HD Supply argues Robinson's wrongful termination in violation of public policy claim based on retaliation should also be dismissed, since "[Robinson] fails to state a claim for retaliation." (Mot. 14:20-21 & 15:17-25.) "To establish a prima facie case for retaliation under [Labor Code] Section 1102.5, an employee must show (1) that he engaged in protected activity, (2) that he was thereafter subjected to an adverse employment action by his employer, and (3) that there was a causal link between the protected activity and the adverse employment action." Love v. Motion Indus., Inc., 309 F. Supp. 2d 1128, 1134 (N.D. Cal. 2004) (citing Morgan v. Regents of Univ. of Cal., 88 Cal. App. 4th 52, 69 (2000)).
HD Supply argues Robinson "has not established that he was engaged in a protected activity" since he "alleges . . . there was an alternative [to Sullivan's order] that would not have violated any [Department of Transportation] regulation[.]" (Mot. 15:2-4 & 15:8-14.) However, Robinson alleges Sullivan "told [him] that he would be disciplined for insubordination if he . . . refus[ed] to execute [her] order[,]" which Robinson alleges would have violated federal law. (Compl. ¶¶ 12 & 15.) A reasonable inference can be drawn from this allegation that Robinson's refusal to carry out Sullivan's order was protected activity under Labor Code section 1102.5; therefore, HD Supply has not demonstrated that Robinson's wrongful termination claim based on the public policy stated in Labor Code section 1102.5 should be dismissed.
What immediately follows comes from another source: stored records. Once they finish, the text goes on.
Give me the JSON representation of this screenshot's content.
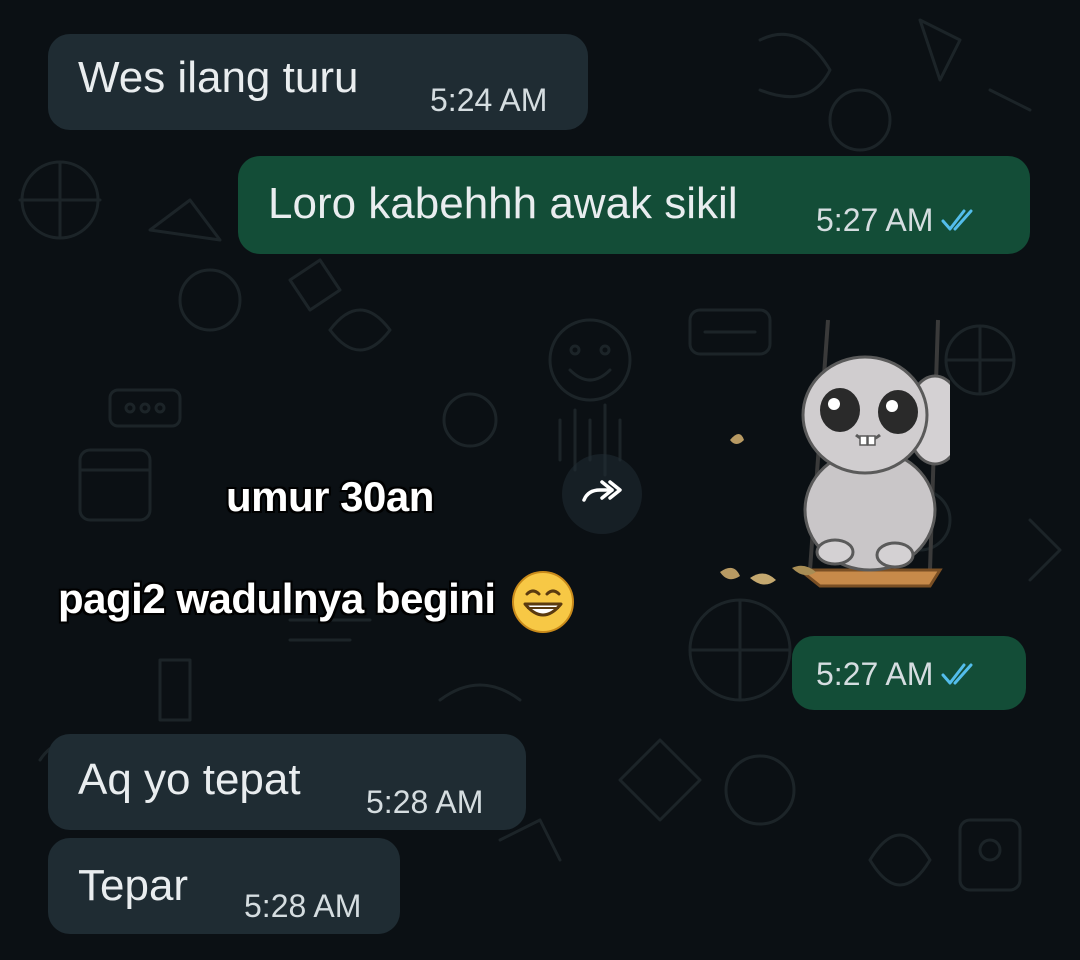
{
  "messages": [
    {
      "text": "Wes ilang turu",
      "time": "5:24 AM",
      "direction": "incoming"
    },
    {
      "text": "Loro kabehhh awak sikil",
      "time": "5:27 AM",
      "direction": "outgoing",
      "status": "read"
    },
    {
      "time": "5:27 AM",
      "direction": "outgoing",
      "status": "read",
      "type": "sticker"
    },
    {
      "text": "Aq yo tepat",
      "time": "5:28 AM",
      "direction": "incoming"
    },
    {
      "text": "Tepar",
      "time": "5:28 AM",
      "direction": "incoming"
    }
  ],
  "sticker": {
    "caption_line1": "umur 30an",
    "caption_line2": "pagi2 wadulnya begini",
    "icons": [
      "grinning-emoji-icon",
      "rabbit-on-swing-icon"
    ]
  },
  "icons": {
    "forward": "forward-icon",
    "read_receipt": "double-check-icon"
  },
  "colors": {
    "background": "#0b1014",
    "incoming_bubble": "#1f2c33",
    "outgoing_bubble": "#134d37",
    "read_tick": "#53bdeb",
    "text": "#e9edef"
  }
}
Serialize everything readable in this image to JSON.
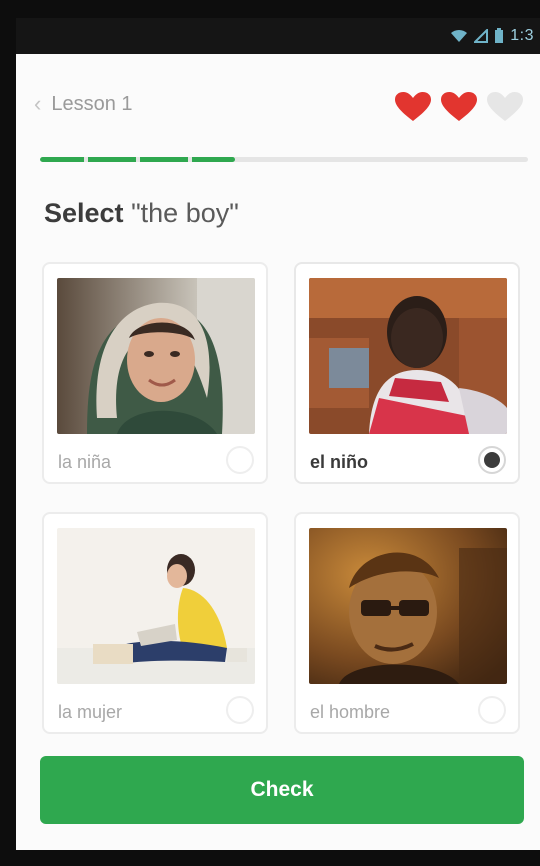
{
  "status_bar": {
    "time": "1:3",
    "icons": [
      "wifi-icon",
      "signal-icon",
      "battery-icon"
    ]
  },
  "header": {
    "back_label": "Lesson 1",
    "hearts_total": 3,
    "hearts_filled": 2
  },
  "progress": {
    "fraction": 0.4
  },
  "prompt": {
    "verb": "Select",
    "word": "\"the boy\""
  },
  "options": [
    {
      "label": "la niña",
      "selected": false,
      "image": "girl-photo"
    },
    {
      "label": "el niño",
      "selected": true,
      "image": "boy-photo"
    },
    {
      "label": "la mujer",
      "selected": false,
      "image": "woman-photo"
    },
    {
      "label": "el hombre",
      "selected": false,
      "image": "man-photo"
    }
  ],
  "footer": {
    "check_label": "Check"
  },
  "colors": {
    "accent_green": "#2fa84f",
    "heart_red": "#e2352f",
    "heart_empty": "#e6e6e6"
  }
}
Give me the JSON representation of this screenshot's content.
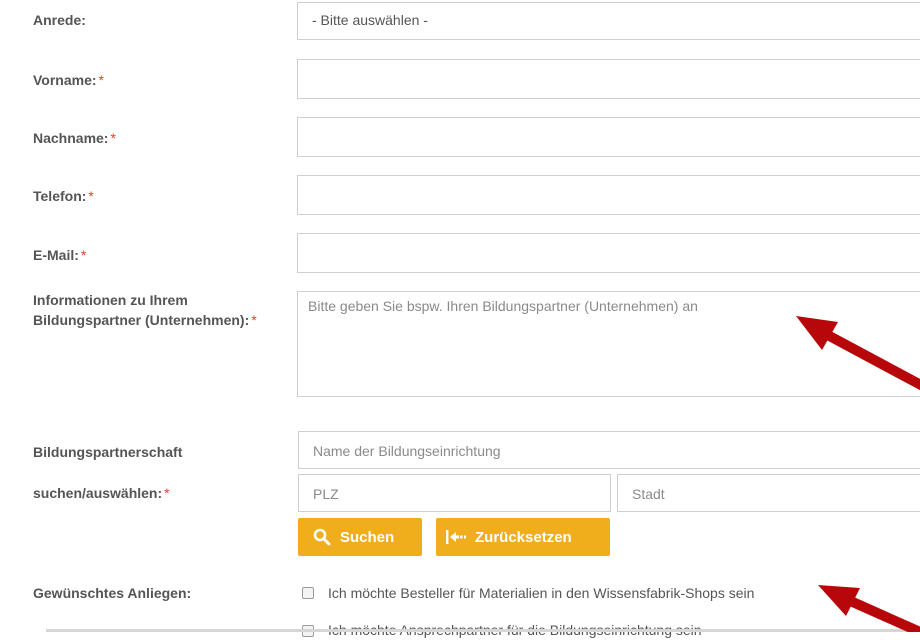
{
  "form": {
    "anrede": {
      "label": "Anrede:",
      "value": "- Bitte auswählen -"
    },
    "vorname": {
      "label": "Vorname:",
      "req": "*"
    },
    "nachname": {
      "label": "Nachname:",
      "req": "*"
    },
    "telefon": {
      "label": "Telefon:",
      "req": "*"
    },
    "email": {
      "label": "E-Mail:",
      "req": "*"
    },
    "info": {
      "label_line1": "Informationen zu Ihrem",
      "label_line2": "Bildungspartner (Unternehmen):",
      "req": "*",
      "placeholder": "Bitte geben Sie bspw. Ihren Bildungspartner (Unternehmen) an"
    },
    "search": {
      "label_line1": "Bildungspartnerschaft",
      "label_line2": "suchen/auswählen:",
      "req": "*",
      "name_placeholder": "Name der Bildungseinrichtung",
      "plz_placeholder": "PLZ",
      "city_placeholder": "Stadt",
      "search_button": "Suchen",
      "reset_button": "Zurücksetzen"
    },
    "anliegen": {
      "label": "Gewünschtes Anliegen:",
      "options": [
        "Ich möchte Besteller für Materialien in den Wissensfabrik-Shops sein",
        "Ich möchte Ansprechpartner für die Bildungseinrichtung sein"
      ]
    }
  },
  "colors": {
    "accent": "#f0ad1c",
    "required": "#e0402a",
    "arrow": "#b8070b"
  },
  "icons": {
    "search": "search-icon",
    "reset": "reset-arrow-icon",
    "caret": "caret-down-icon"
  }
}
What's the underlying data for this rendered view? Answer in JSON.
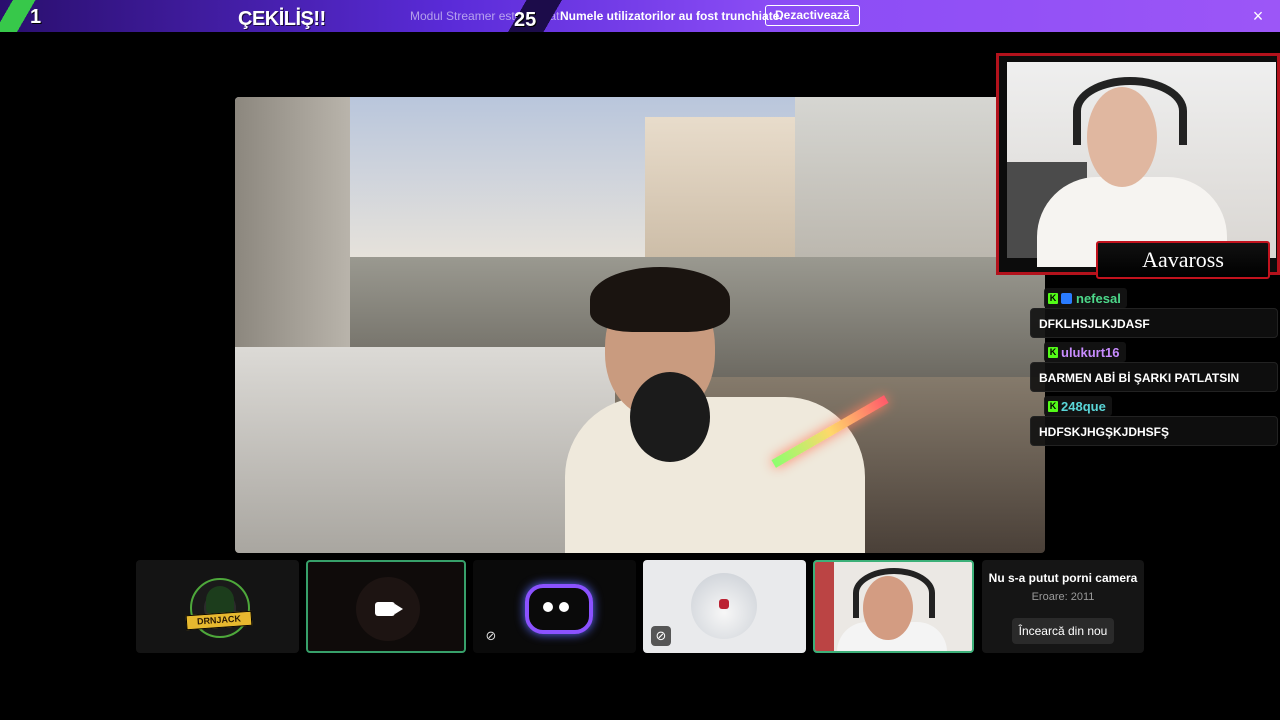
{
  "banner": {
    "counter_left": "1",
    "title": "ÇEKİLİŞ!!",
    "faded_notice": "Modul Streamer este activat.",
    "counter_right": "25",
    "notice": "Numele utilizatorilor au fost trunchiate.",
    "deactivate_label": "Dezactivează",
    "close_icon": "×",
    "accent_color": "#8a4cf5"
  },
  "host_cam": {
    "name": "Aavaross"
  },
  "chat": {
    "messages": [
      {
        "user": "nefesal",
        "user_color": "#4cd88a",
        "badges": [
          "kick-icon",
          "sub-icon"
        ],
        "text": "DFKLHSJLKJDASF"
      },
      {
        "user": "ulukurt16",
        "user_color": "#c88cff",
        "badges": [
          "kick-icon"
        ],
        "text": "BARMEN ABİ Bİ ŞARKI PATLATSIN"
      },
      {
        "user": "248que",
        "user_color": "#5ad6d8",
        "badges": [
          "kick-icon"
        ],
        "text": "HDFSKJHGŞKJDHSFŞ"
      }
    ]
  },
  "participants": {
    "dornjack_logo_text": "DRNJACK",
    "camera_error": {
      "title": "Nu s-a putut porni camera",
      "code": "Eroare: 2011",
      "retry_label": "Încearcă din nou"
    }
  }
}
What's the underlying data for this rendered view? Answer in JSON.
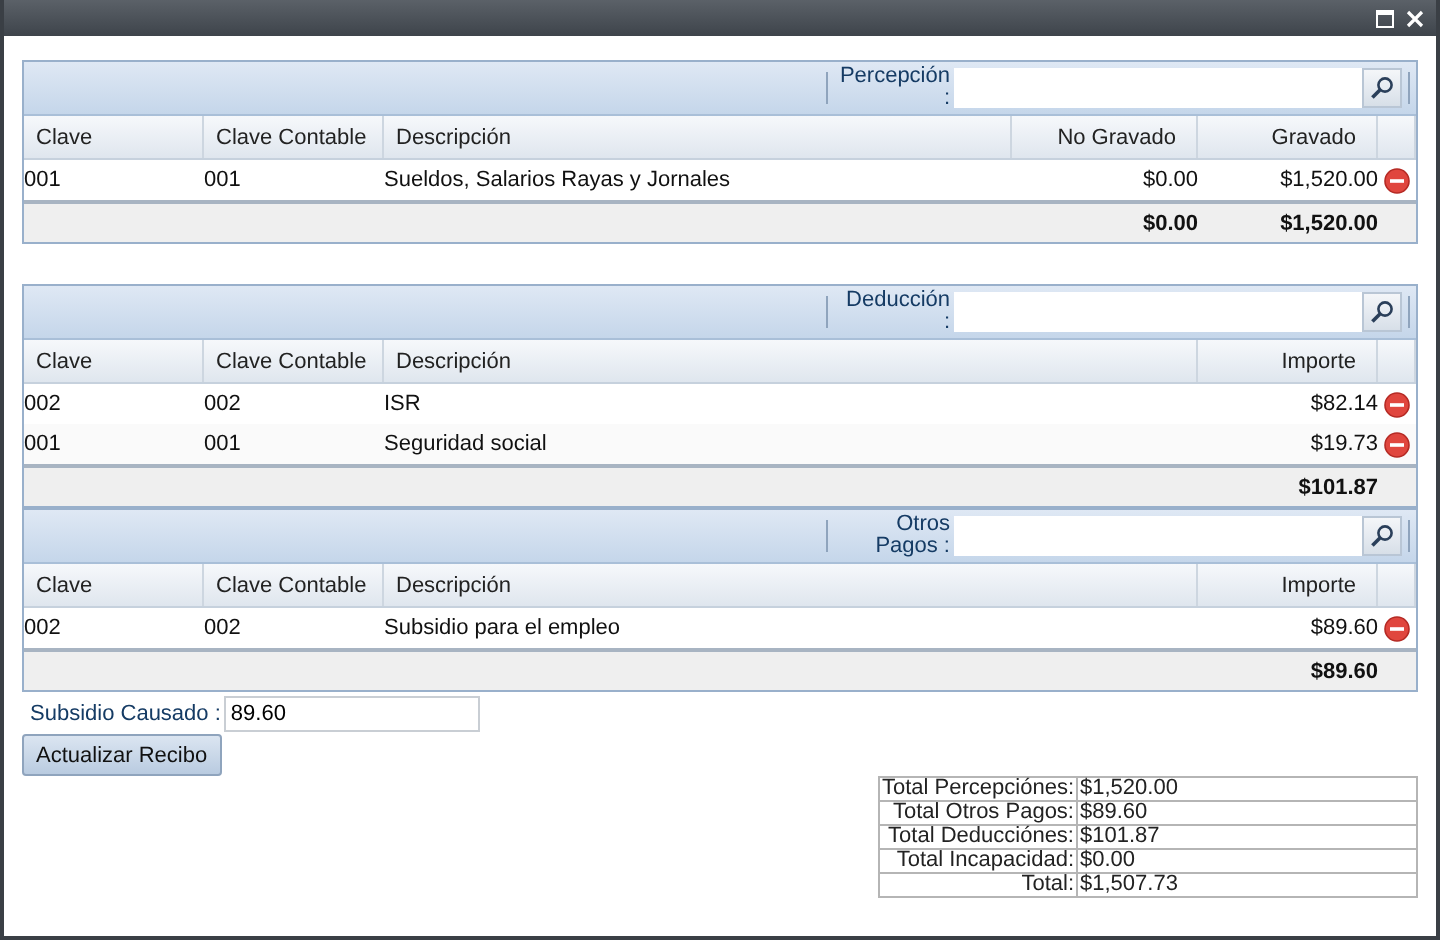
{
  "sections": [
    {
      "search_label": "Percepción :",
      "columns": [
        "Clave",
        "Clave Contable",
        "Descripción",
        "No Gravado",
        "Gravado"
      ],
      "rows": [
        {
          "cells": [
            "001",
            "001",
            "Sueldos, Salarios Rayas y Jornales",
            "$0.00",
            "$1,520.00"
          ]
        }
      ],
      "totals": [
        "$0.00",
        "$1,520.00"
      ]
    },
    {
      "search_label": "Deducción :",
      "columns": [
        "Clave",
        "Clave Contable",
        "Descripción",
        "Importe"
      ],
      "rows": [
        {
          "cells": [
            "002",
            "002",
            "ISR",
            "$82.14"
          ]
        },
        {
          "cells": [
            "001",
            "001",
            "Seguridad social",
            "$19.73"
          ]
        }
      ],
      "totals": [
        "$101.87"
      ]
    },
    {
      "search_label": "Otros Pagos :",
      "columns": [
        "Clave",
        "Clave Contable",
        "Descripción",
        "Importe"
      ],
      "rows": [
        {
          "cells": [
            "002",
            "002",
            "Subsidio para el empleo",
            "$89.60"
          ]
        }
      ],
      "totals": [
        "$89.60"
      ]
    }
  ],
  "subsidio": {
    "label": "Subsidio Causado :",
    "value": "89.60"
  },
  "update_button": "Actualizar Recibo",
  "summary": [
    {
      "label": "Total Percepciónes:",
      "value": "$1,520.00"
    },
    {
      "label": "Total Otros Pagos:",
      "value": "$89.60"
    },
    {
      "label": "Total Deducciónes:",
      "value": "$101.87"
    },
    {
      "label": "Total Incapacidad:",
      "value": "$0.00"
    },
    {
      "label": "Total:",
      "value": "$1,507.73"
    }
  ]
}
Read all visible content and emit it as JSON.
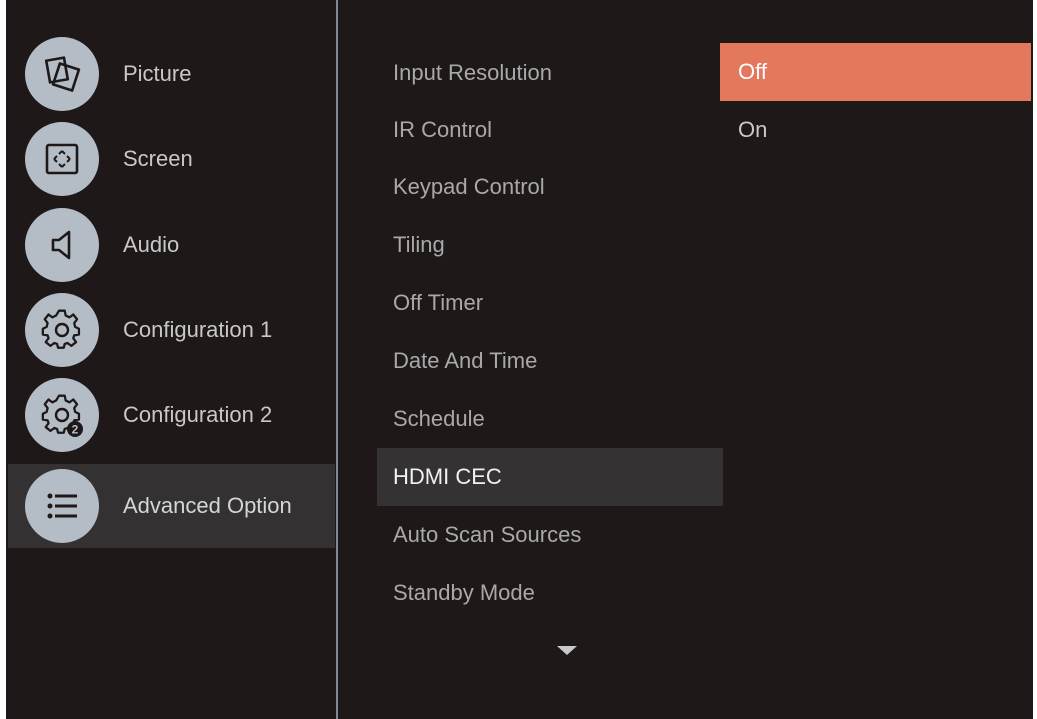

E. Negligent Hiring and Retention Claim
HD Supply argues "[Robinson] has failed to state a claim for negligent hiring and retention[,]" since "[t]here are no facts alleged that create a reasonable inference that HD [Supply] knew or should have know[n] that unidentified actors were incompetent or unfit." (Mot. 18:5-17.) Robinson counters that he alleges "he complained to [Gagon] . . . about [Sullivan's] insistence on his compliance with an unlawful order" and "following his suspension, [Robinson] took a 10-working-day leave of absence based on [Sullivan's] conduct." (Opp'n 13:23-26.) Robinson argues "despite [HD Supply's] knowledge of these facts, it permitted [Sullivan] to resume her mistreatment of [Robinson] immediately upon his return." Id. 13:27-28. //
"An employer may be liable to a third person for the employer's negligence in hiring or retaining an employee who is incompetent or unfit." Delfino v. Agilent Techs., Inc., 145 Cal. App. 4th 790, 815 (2006) (internal quotation marks and citation omitted). "Negligence liability will be imposed upon the employer if it knew or should have known that hiring [or retaining] the employee created a particular risk or hazard and that particular harm materializes." Id. (internal quotation marks and citation omitted).
Here, Robinson fails to allege facts supporting a reasonable inference that "[HD Supply] knew or should have known that hiring [or retaining Sullivan] created a particular risk or hazard and that particular harm materialize[d]." Id. Therefore, this claim is dismissed.
For the stated reasons, the dismissal motion is granted in part and denied in part. Robinson is granted ten (10) days from date on which this order is filed to file a First Amended Complaint in which he addresses the deficiencies in any dismissed claim.